In the morning, Webb would come to school to find Jeff waiting for him at the ceramics room, eager to see the work they had fired in the kiln the previous day. During class, students would watch as they excitedly discussed what they had read about ceramics the previous night. And during their free periods, they would glaze their pottery while drinking tea in silence.
“I really believe that he was a remarkable friend in that short period,” Webb said. “We go through our life and we’re lucky to have one or two friends, and of course we all have acquaintances, but people who we’d really do anything for and people who we think about often. […] A kind of relationship where you don’t always have to talk to each other.”
In ceramics, Jeff became fixated on a type of Japanese pottery aesthetic called hagi, which focuses on celebrating imperfections like cracks or fingerprints in pieces of work, Webb said. Before putting a bowl in the kiln, Jeff would grasp the edges of the base and impress his fingers in it, imagining his children or grandchildren placing their hand in the exact same position decades later.
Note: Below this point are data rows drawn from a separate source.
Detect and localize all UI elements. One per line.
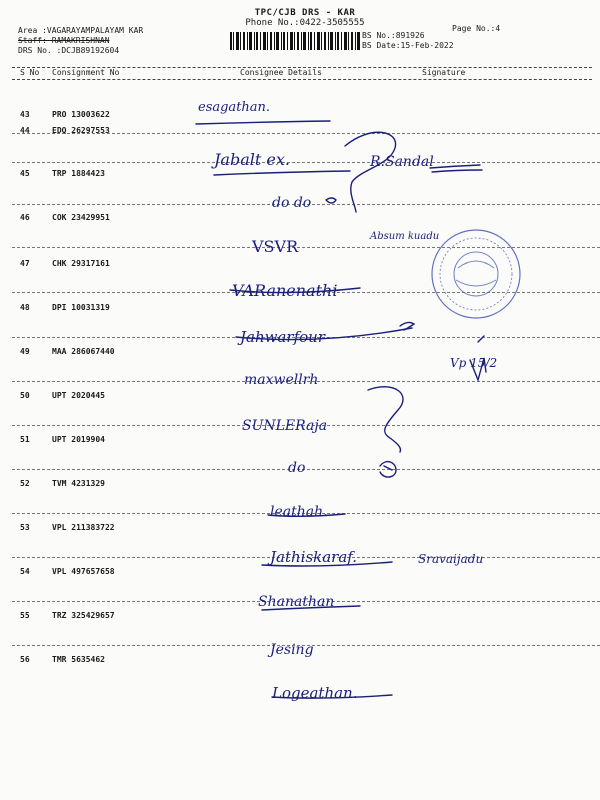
col-consignee: Consignee Details: [240, 68, 322, 77]
barcode: [230, 32, 360, 50]
handwritten-signature: Sravaijadu: [418, 552, 484, 566]
handwritten-note: Absum kuadu: [370, 231, 440, 242]
table-row: [0, 567, 600, 576]
bs-date: BS Date:15-Feb-2022: [362, 41, 454, 50]
handwritten-consignee: Jathiskaraf.: [270, 548, 358, 566]
row-consignment: VPL 497657658: [52, 567, 115, 576]
row-consignment: TVM 4231329: [52, 479, 105, 488]
row-consignment: PRO 13003622: [52, 110, 110, 119]
handwritten-consignee: SUNLERaja: [242, 418, 328, 434]
row-consignment: EDQ 26297553: [52, 126, 110, 135]
sheet-title: TPC/CJB DRS - KAR: [254, 8, 356, 18]
handwritten-consignee: Logeathan.: [272, 684, 358, 702]
row-sno: 46: [20, 213, 30, 222]
row-sno: 56: [20, 655, 30, 664]
row-sno: 55: [20, 611, 30, 620]
row-consignment: DPI 10031319: [52, 303, 110, 312]
table-row: [0, 303, 600, 312]
handwritten-consignee: VARanenathi: [232, 281, 338, 300]
header-left-info: [18, 26, 143, 56]
handwritten-consignee: Jabalt ex.: [214, 150, 290, 169]
handwritten-consignee: VSVR: [252, 237, 299, 256]
staff-label: Staff: RAMAKRISHNAN: [18, 36, 110, 45]
row-sno: 48: [20, 303, 30, 312]
table-row: [0, 479, 600, 488]
handwritten-consignee: do: [288, 460, 306, 476]
row-consignment: TMR 5635462: [52, 655, 105, 664]
table-row: [0, 259, 600, 268]
row-sno: 44: [20, 126, 30, 135]
handwritten-signature: Vp 15/2: [450, 356, 498, 370]
row-consignment: TRZ 325429657: [52, 611, 115, 620]
row-sno: 47: [20, 259, 30, 268]
table-row: [0, 110, 600, 119]
handwritten-consignee: Jahwarfour: [240, 328, 325, 346]
col-signature: Signature: [422, 68, 466, 77]
header-right-info: [362, 26, 454, 51]
row-consignment: UPT 2020445: [52, 391, 105, 400]
row-sno: 52: [20, 479, 30, 488]
area-label: Area :VAGARAYAMPALAYAM KAR: [18, 26, 144, 35]
col-consignment: Consignment No: [52, 68, 120, 77]
row-consignment: CHK 29317161: [52, 259, 110, 268]
row-sno: 45: [20, 169, 30, 178]
office-stamp: [432, 230, 520, 318]
row-consignment: MAA 286067440: [52, 347, 115, 356]
table-row: [0, 611, 600, 620]
handwritten-consignee: leathah.: [270, 504, 328, 520]
table-row: [0, 126, 600, 135]
row-sno: 53: [20, 523, 30, 532]
col-sno: S No: [20, 68, 40, 77]
row-consignment: UPT 2019904: [52, 435, 105, 444]
drs-number: DRS No. :DCJB89192604: [18, 46, 120, 55]
page-number: Page No.:4: [452, 24, 501, 33]
row-consignment: VPL 211383722: [52, 523, 115, 532]
handwritten-consignee: Shanathan: [258, 594, 335, 610]
column-header: [0, 67, 600, 81]
row-consignment: COK 23429951: [52, 213, 110, 222]
row-sno: 50: [20, 391, 30, 400]
phone-number: Phone No.:0422-3505555: [245, 18, 365, 28]
table-row: [0, 523, 600, 532]
row-sno: 49: [20, 347, 30, 356]
handwritten-signature: R.Sandal: [370, 154, 434, 170]
row-consignment: TRP 1884423: [52, 169, 105, 178]
table-row: [0, 213, 600, 222]
handwritten-consignee: esagathan.: [198, 100, 271, 115]
header-center: [205, 8, 405, 28]
row-sno: 51: [20, 435, 30, 444]
handwritten-consignee: do do: [272, 195, 312, 211]
bs-number: BS No.:891926: [362, 31, 425, 40]
table-row: [0, 169, 600, 178]
row-sno: 43: [20, 110, 30, 119]
row-sno: 54: [20, 567, 30, 576]
handwritten-consignee: Jesing: [270, 642, 314, 658]
handwritten-consignee: maxwellrh: [244, 372, 319, 388]
table-row: [0, 391, 600, 400]
table-row: [0, 347, 600, 356]
table-row: [0, 435, 600, 444]
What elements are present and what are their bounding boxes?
There is a Japanese quote that Jeff particularly appreciated: “Ichi-go ichi-e” meaning “one time, one place.” In the context of hagi pottery, it refers to the effect that one bowl has on another when they’re placed next to one another in the kiln. Because of the closeness of the bowls, one might come out with a blush of color on its side, and it wouldn’t look like that unless it was placed next to the other in that one time and one place.
“You learn to really treasure the fact that things are affected by one another,” Webb said. “With all of the thousands of relationships that he had, that is a ‘one time, one place’ experience for those students or the teacher or his friends or me. You can never replicate that experience, it’s really a very unique thing: that he was here, that he was sitting with a certain group of students, that he was using a certain glaze.”
The personal connection with Webb and the ceramics students is the reason why Jeff became so immersed in the art, Wegley said. Everything Jeff did– whether it be ceramics, horticulture team, teaching, football, disc golf– was about the relationships he built, the people he surrounded himself with.
“His passion was figuring out people and pushing them, just helping them figure out what they needed at that point their life,” Wegley said. “He also had this incredible gift to get to know someone and see right through the nature of who they were to the core.”